Journey back 4,500 years to the Giza plateau in ancient Egypt, where a group of artists and their patrons devised a new way of representing the human body in sculpture. Commanding in presence and sublime in aesthetic, their works represent a pinnacle of artistic innovation. For millennia, the Egyptians looked back on the sculpture of this period as benchmarks to follow.
“Masterpieces of Egyptian Sculpture from the Pyramid Age” tells the story of this artistic moment and the culture that shaped it through some of the singular landmarks of the Old Kingdom (2575–2150 BCE).
The bust of Prince Ankhhaf, the man who oversaw the completion of the Great Pyramid, is the most convincing example of realistic portraiture to survive from the Old Kingdom. The pair statue of King Menkaura and queen is one of the most famous Egyptian sculptures in the world.
These and every other work
on display—all of them undisputed masterpieces—have been in the MFA’s
collection since the first part of the 20th century, when they were excavated
in Egypt by the Harvard University–Boston Museum of Fine Arts Expedition.
Through maps, diagrams, photographs, and firsthand accounts, this gallery also
sheds light on how they came from Giza to Boston more than a century ago.
The adjacent gallery, “Faces of Ancient Egypt,” illustrates the breadth of approaches sculptors took in creating distinctive likeness over 2,000 years of Egyptian artistic development.

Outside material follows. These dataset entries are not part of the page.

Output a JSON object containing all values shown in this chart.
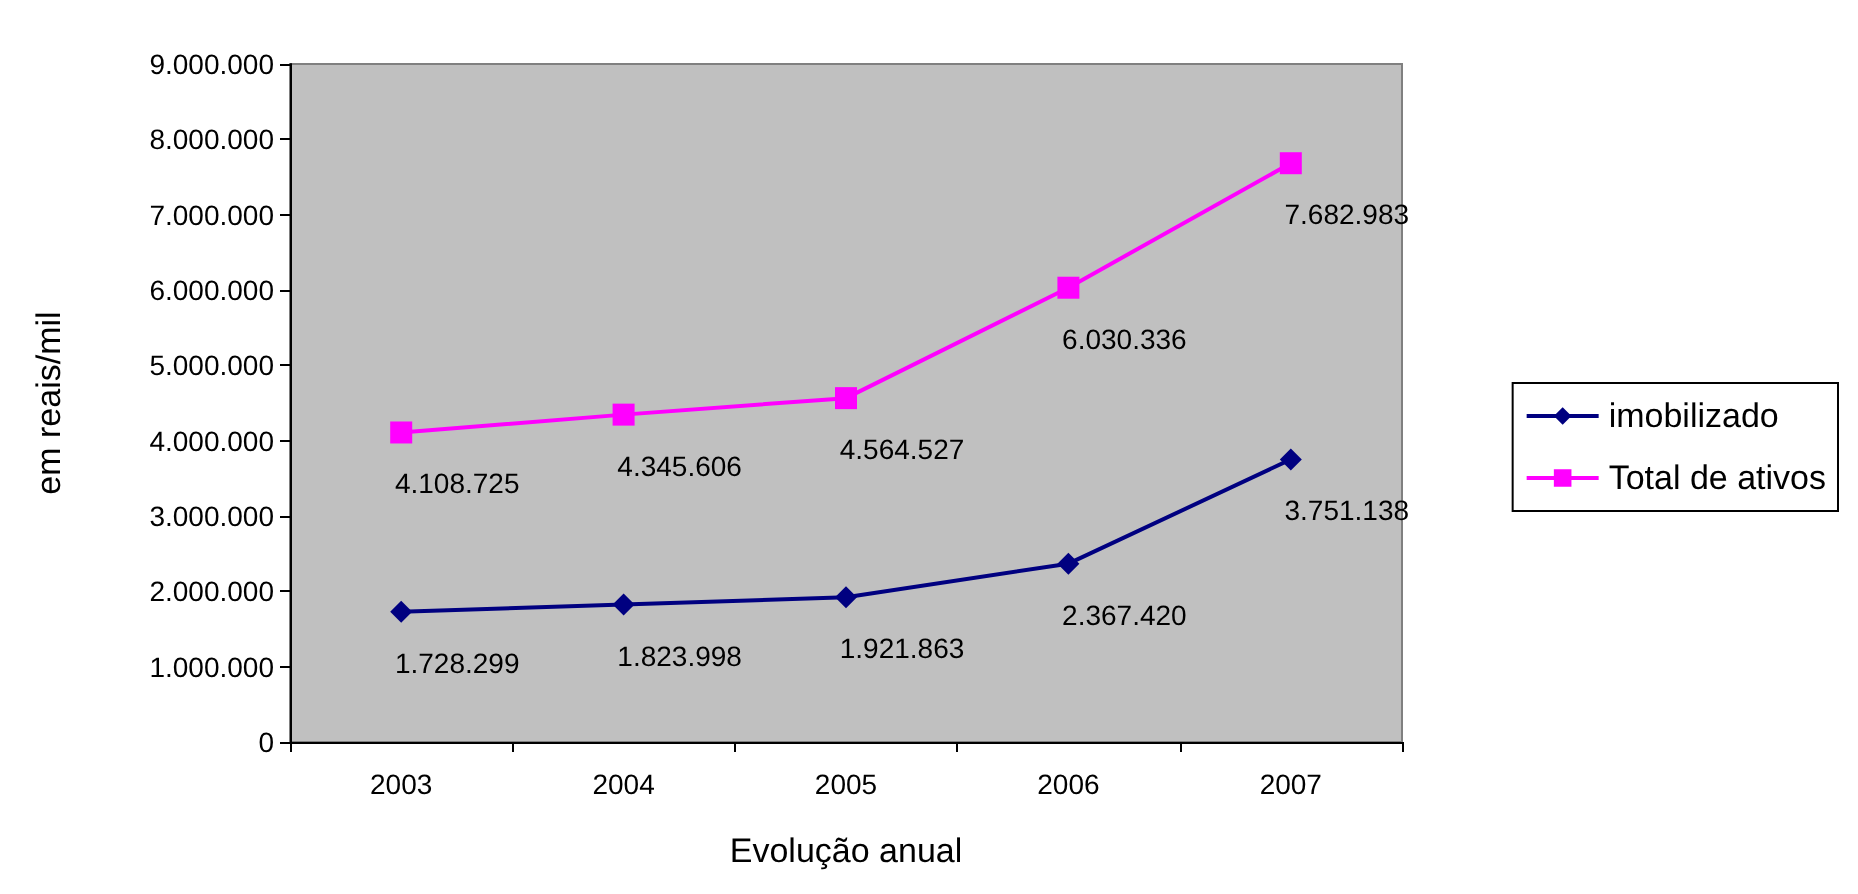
{
  "chart_data": {
    "type": "line",
    "xlabel": "Evolução anual",
    "ylabel": "em reais/mil",
    "categories": [
      "2003",
      "2004",
      "2005",
      "2006",
      "2007"
    ],
    "series": [
      {
        "name": "imobilizado",
        "color": "#000080",
        "marker": "diamond",
        "values": [
          1728299,
          1823998,
          1921863,
          2367420,
          3751138
        ],
        "value_labels": [
          "1.728.299",
          "1.823.998",
          "1.921.863",
          "2.367.420",
          "3.751.138"
        ]
      },
      {
        "name": "Total de ativos",
        "color": "#ff00ff",
        "marker": "square",
        "values": [
          4108725,
          4345606,
          4564527,
          6030336,
          7682983
        ],
        "value_labels": [
          "4.108.725",
          "4.345.606",
          "4.564.527",
          "6.030.336",
          "7.682.983"
        ]
      }
    ],
    "ylim": [
      0,
      9000000
    ],
    "yticks": [
      {
        "value": 0,
        "label": "0"
      },
      {
        "value": 1000000,
        "label": "1.000.000"
      },
      {
        "value": 2000000,
        "label": "2.000.000"
      },
      {
        "value": 3000000,
        "label": "3.000.000"
      },
      {
        "value": 4000000,
        "label": "4.000.000"
      },
      {
        "value": 5000000,
        "label": "5.000.000"
      },
      {
        "value": 6000000,
        "label": "6.000.000"
      },
      {
        "value": 7000000,
        "label": "7.000.000"
      },
      {
        "value": 8000000,
        "label": "8.000.000"
      },
      {
        "value": 9000000,
        "label": "9.000.000"
      }
    ],
    "grid": false,
    "legend": "right"
  }
}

From the Twelfth Dynasty and the Late Period, respectively, the Josephson and Boston Green Heads are sensitive portrayals of a nobleman and a priest with startlingly realistic features.
Meanwhile, a portrait of Pharaoh Amenhotep III from the Eighteenth Dynasty
smiles broadly without a single crease in its cheeks, making it more of an
elegant mask than a lifelike depiction.